Germany Arrests Ten in Mega Operation Against Neo-Nazi Criminal Network

Published: 02 March 2021

Neo Nazis Police

German police target right-wing groups allegedly involved in drug and arms trafficking and money laundering. (Photo: Kai Schwerdt, Flickr, License)

By Julett Pineda Sleinan

German police arrested eight people aged between 24 and 55 and searched dozens of premises throughout the country as part of a mega operation that targeted right-wing groups allegedly involved in drug and arms trafficking and money laundering.

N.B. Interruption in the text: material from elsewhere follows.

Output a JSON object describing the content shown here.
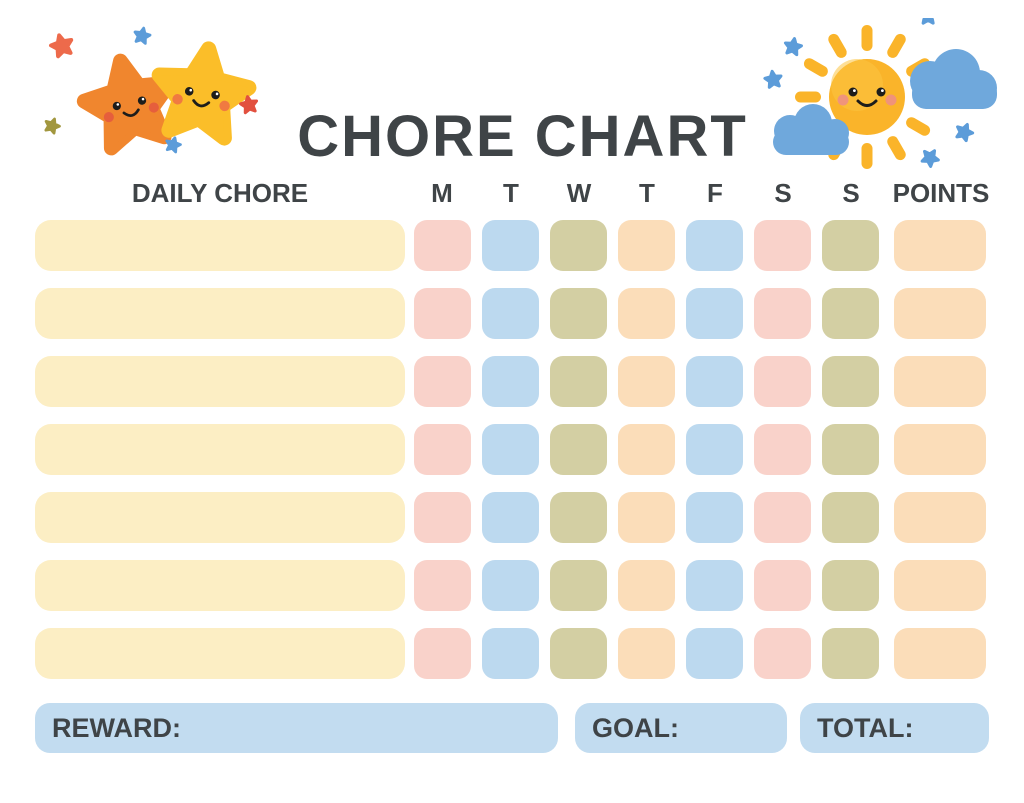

More than 500 officers took part in the crackdown on a neo-Nazi network in the central states of Thuringia and Hessen and the eastern state of Saxony-Anhalt, police in Thuringia said in a statement. Local media later reported the number of arrested suspects rose to ten.

Authorities seized long weapons, large amounts of cash and right-wing symbols in one of the raided premises the statement referred to as “The yellow house.” According to a 2016 report from the Thuringian Office for the Protection of the Constitution, the property has for years served as a meeting place for supporters of the most dangerous and influential neo-Nazi groups in Thuringia.

Police also seized a limousine and narcotics, including crystal meth and heroin.

The suspects are alleged members of neo-Nazi brotherhoods Turonen and Garde 20, German media outlet MDR reported. The local broadcaster added that the organization has been involved in large-scale drug trafficking in Thuringia for years and has reportedly been laundering the proceeds from its criminal deeds.

Thuringia's Interior Minister Georg Maier, known for fighting extremist groups, told local media that the operation is “a hard blow” to right-wing networks in the region.

"The case shows that we have to take a close look at the connections between right-wing extremism and organized crime," Maier told Spiegel.

The operation stems from a secret wiretapping operation by the Thuringian Office for the Protection of the Constitution. The agency has been monitoring key stakeholders of both of these groups for two years, MDR reported.

Usually dressed in black and exhibiting silver badges on their jackets, Turons first appeared publicly around 2014 and initially promoted themselves as event managers, having contributed to the organization of dozens of neo-Nazi concerts, Germany’s Suddeutsche Zeitung reported.

One of their signature concerts includes a festival-like event advertised under the name “Rock against Foreign Infiltration”.